Main content

## Assessing the fit in least-squares regression

Current time:0:00Total duration:5:44

# Impact of removing outliers on regression lines

AP Stats: DAT‑1 (EU), DAT‑1.I (LO), DAT‑1.I.1 (EK), DAT‑1.I.3 (EK)

## Video transcript

- [Instructor] The scatterplot
below displays a set of bivariate data along with its
least-squares regression line. Consider removing the
outlier 95 comma one. So 95 comma one, we're
talking about that outlier right over there. And calculating a new
least-squares regression line. What effects would
removing the outlier have? Choose all answers that apply. Like always, pause this video and see if you could figure it out. Well let's see, even
with this outlier here, we have an upward sloping regression line. And so, it looks like our r already is going to be greater than zero. And of course, it's going
to be less than one. So our r is going to be greater
than zero and less than one. We know it's not going to
be equal one because then we would go perfectly
through all of the dots and it's clear that this
point right over here is indeed an outlier. The residual between this point
and the line is quite high. We have a pretty big
distance right over here. It would be a negative residual and so, this point is definitely
bringing down the r and it's definitely
bringing down the slope of the regression line.
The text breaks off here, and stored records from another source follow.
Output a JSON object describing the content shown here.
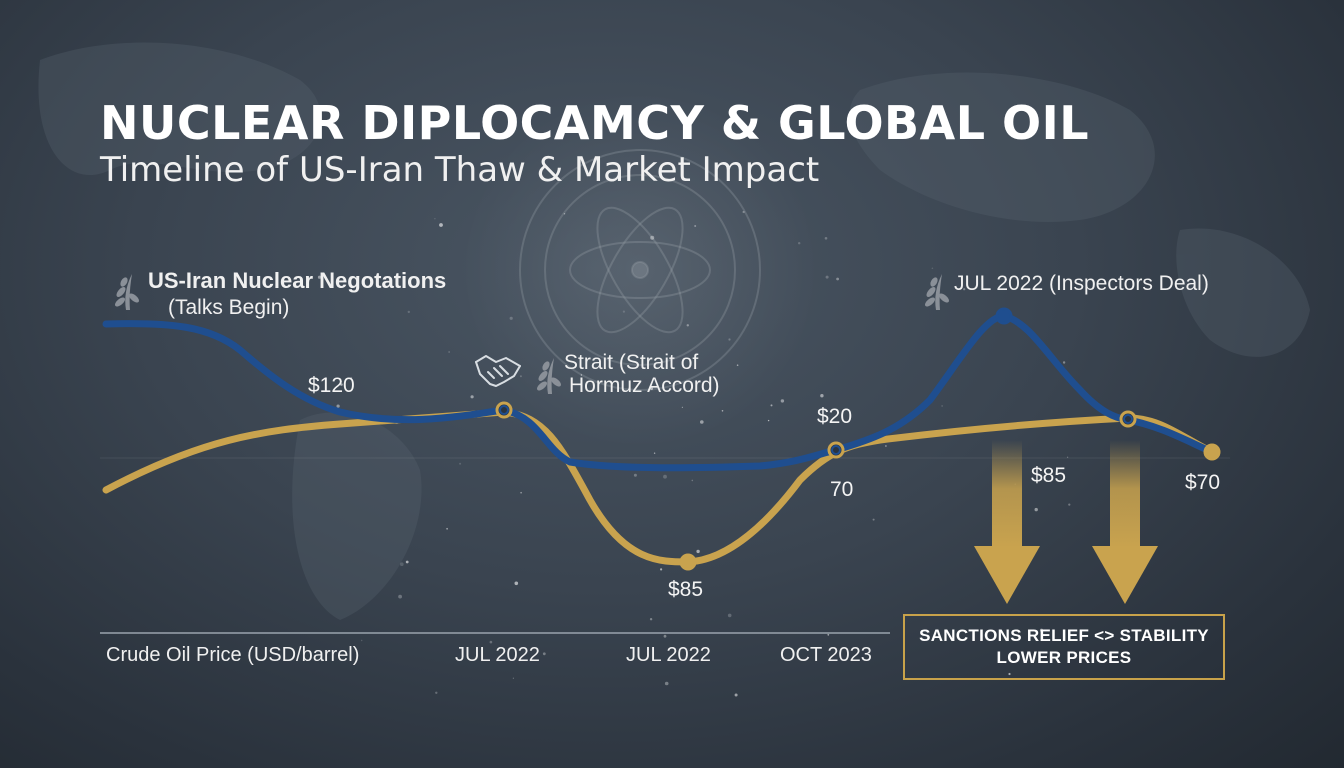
{
  "title": "NUCLEAR DIPLOCAMCY & GLOBAL OIL",
  "subtitle": "Timeline of US-Iran Thaw & Market Impact",
  "annotations": {
    "talks_title": "US-Iran Nuclear Negotations",
    "talks_sub": "(Talks Begin)",
    "strait_line1": "Strait (Strait of",
    "strait_line2": "Hormuz Accord)",
    "inspectors": "JUL 2022 (Inspectors Deal)"
  },
  "value_labels": {
    "v120": "$120",
    "v85_low": "$85",
    "v20": "$20",
    "v70_plain": "70",
    "v85_right": "$85",
    "v70_end": "$70"
  },
  "x_axis": {
    "label": "Crude Oil Price (USD/barrel)",
    "ticks": [
      "JUL 2022",
      "JUL 2022",
      "OCT 2023"
    ]
  },
  "callout": {
    "line1": "SANCTIONS RELIEF <> STABILITY",
    "line2": "LOWER PRICES"
  },
  "colors": {
    "blue_series": "#1f4e8f",
    "gold_series": "#c9a34e",
    "background": "#333c47"
  },
  "icons": [
    "laurel-icon",
    "handshake-icon",
    "atom-icon",
    "down-arrow-icon"
  ],
  "chart_data": {
    "type": "line",
    "title": "NUCLEAR DIPLOCAMCY & GLOBAL OIL",
    "subtitle": "Timeline of US-Iran Thaw & Market Impact",
    "xlabel": "Crude Oil Price (USD/barrel)",
    "ylabel": "",
    "x_ticks": [
      "JUL 2022",
      "JUL 2022",
      "OCT 2023"
    ],
    "grid": false,
    "series": [
      {
        "color": "#1f4e8f",
        "points": [
          [
            0,
            138
          ],
          [
            0.08,
            136
          ],
          [
            0.2,
            117
          ],
          [
            0.3,
            116
          ],
          [
            0.4,
            120
          ],
          [
            0.5,
            100
          ],
          [
            0.65,
            99
          ],
          [
            0.79,
            108
          ],
          [
            0.85,
            125
          ],
          [
            0.9,
            150
          ],
          [
            0.95,
            128
          ],
          [
            1.0,
            109
          ],
          [
            1.1,
            104
          ]
        ],
        "markers": [
          3,
          8,
          10
        ]
      },
      {
        "color": "#c9a34e",
        "points": [
          [
            0,
            95
          ],
          [
            0.15,
            112
          ],
          [
            0.3,
            118
          ],
          [
            0.4,
            120
          ],
          [
            0.48,
            108
          ],
          [
            0.58,
            70
          ],
          [
            0.66,
            75
          ],
          [
            0.79,
            107
          ],
          [
            0.85,
            113
          ],
          [
            0.95,
            116
          ],
          [
            1.0,
            117
          ],
          [
            1.1,
            105
          ]
        ],
        "markers": [
          6,
          7,
          11
        ]
      }
    ],
    "data_labels": [
      "$120",
      "$85",
      "$20",
      "70",
      "$85",
      "$70"
    ]
  }
}
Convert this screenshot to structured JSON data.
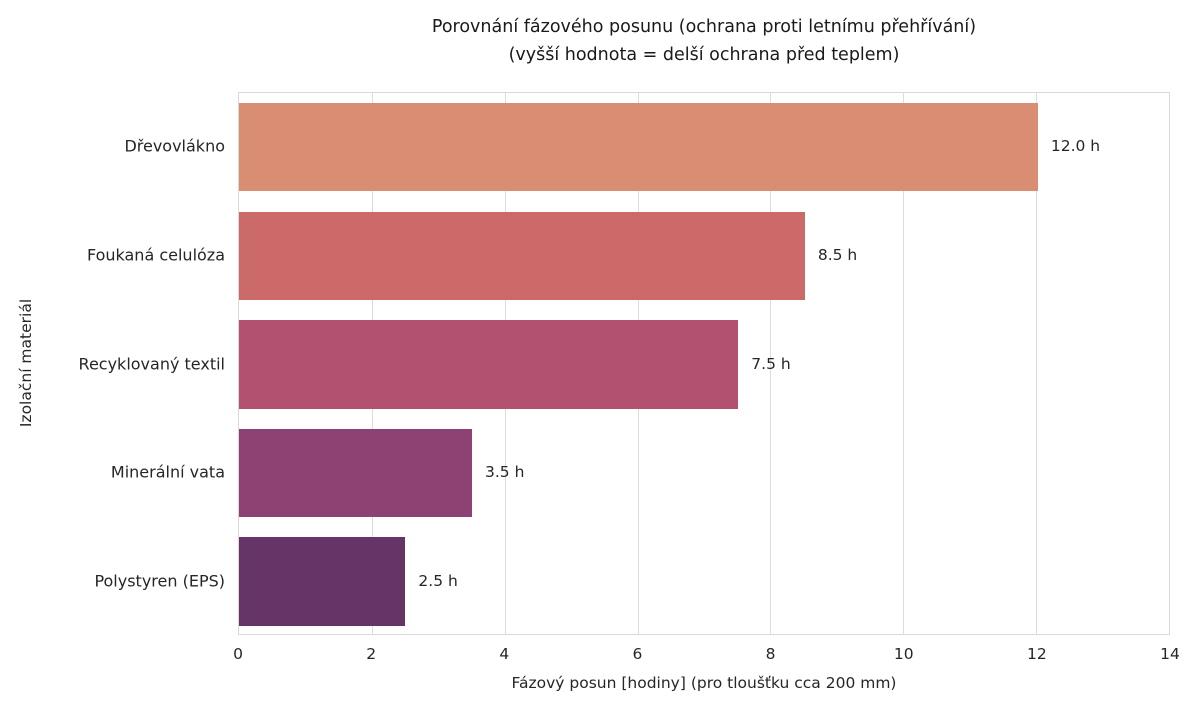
{
  "title": {
    "line1": "Porovnání fázového posunu (ochrana proti letnímu přehřívání)",
    "line2": "(vyšší hodnota = delší ochrana před teplem)"
  },
  "chart_data": {
    "type": "bar",
    "orientation": "horizontal",
    "title": "Porovnání fázového posunu (ochrana proti letnímu přehřívání)",
    "subtitle": "(vyšší hodnota = delší ochrana před teplem)",
    "categories": [
      "Dřevovlákno",
      "Foukaná celulóza",
      "Recyklovaný textil",
      "Minerální vata",
      "Polystyren (EPS)"
    ],
    "values": [
      12.0,
      8.5,
      7.5,
      3.5,
      2.5
    ],
    "value_labels": [
      "12.0 h",
      "8.5 h",
      "7.5 h",
      "3.5 h",
      "2.5 h"
    ],
    "bar_colors": [
      "#d98e74",
      "#cc6a69",
      "#b25170",
      "#8e4273",
      "#673467"
    ],
    "xlabel": "Fázový posun [hodiny] (pro tloušťku cca 200 mm)",
    "ylabel": "Izolační materiál",
    "xlim": [
      0,
      14
    ],
    "xticks": [
      0,
      2,
      4,
      6,
      8,
      10,
      12,
      14
    ],
    "grid": true,
    "grid_color": "#dcdcdc",
    "background": "#ffffff",
    "legend": false
  }
}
If we were to remove this
point, we're more likely to have a line that looks
something like this, in which case, it looks
like we would get a much, a much much much better fit. The only reason why the
line isn't doing that is it's trying to get close
to this point right over here. So if we remove this outlier,
our r would increase. So, r would increase and also the slope of
our line would increase. And slope would increase. We'd have a better fit to this
positively correlated data and we would no longer
have this point dragging the slope down anymore. So let's see which choices apply. The coefficient of determination
r squared would increase. Well if r would increase,
then squaring that value would increase as well. So I will circle that. The coefficient, the
correlation coefficient r would get close to zero. No, in fact, it would get closer to one because we would have a better fit here. And so, I will rule that out. The slope of the
least-squares regression line would increase. Yes, indeed. This point, this
outlier's pulling it down. If you take it out, it'll
allow the slope to increase. So I will circle that as well. Let's do another example. The scatterplot below displays
a set of bivariate data along with its least-squares
regression line. Same idea. Consider removing the outlier
ten comma negative 18, so we're talking about that point there, and calculating a new
least-squares regression line. So what would happen this time? So as is without removing this outlier, we have a negative slope
for the regression line, so we're dealing with a negative r. So we already know that
negative one is less than r which is less than zero without
even removing the outlier. We know it's not going to be negative one. If it was negative, if r
was exactly negative one, then it would be in downward-sloping line that went exactly through
all of the points. But if we remove this point,
what's going to happen? Well, this least-squares
regression is being pulled down here by this outlier. So if you remove this point, the least-squares regression
line could move up on the left-hand side
and so you'll probably have a line that looks more like that. And I'm just hand drawing it. But even what I hand drew
looks like a better fit for the leftover points. And so, clearly the new line
that I drew after removing the outlier, this has
a more negative slope. So removing the outlier would decrease r, r would get closer to
negative one, it would be closer to being a perfect
negative correlation. And also, it would decrease the slope. Decrease the slope. Which choices match that? The coefficient of determination
r squared would decrease. So let's be very careful. R was already negative. If we decrease it, it's going
to become more negative. If you square something
that is more negative, it's not going to become smaller. Let's say before you
remove the data point, r was, I'm just gonna make up a value, let's say it was negative
0.4, and then after removing the outlier,
r becomes more negative and it's going to be
equal to negative 0.5. We'll if you square this, this would be positive 0.16 while this would be positive 0.25. So if r is already negative and if you make it more negative, it
would not decrease r squared, it actually would increase r squared. So I will rule this one out. The slope of the
least-squares regression line would increase. No, it's going to decrease. It's going to be a stronger
negative correlation. Rule that one out. The y-intercept of the
least-squares regression line would increase. Yes, by getting rid of this outlier, you could think of it as
the left side of this line is going to increase. Or another way to think about it, the slope of this line
is going to decrease, it's going to become more negative. We know that the
least-squares regression line will always go through the
mean of both variables. So we're just gonna pivot around
the mean of both variables which would mean that the
y-intercept will go higher. So I will fill that in.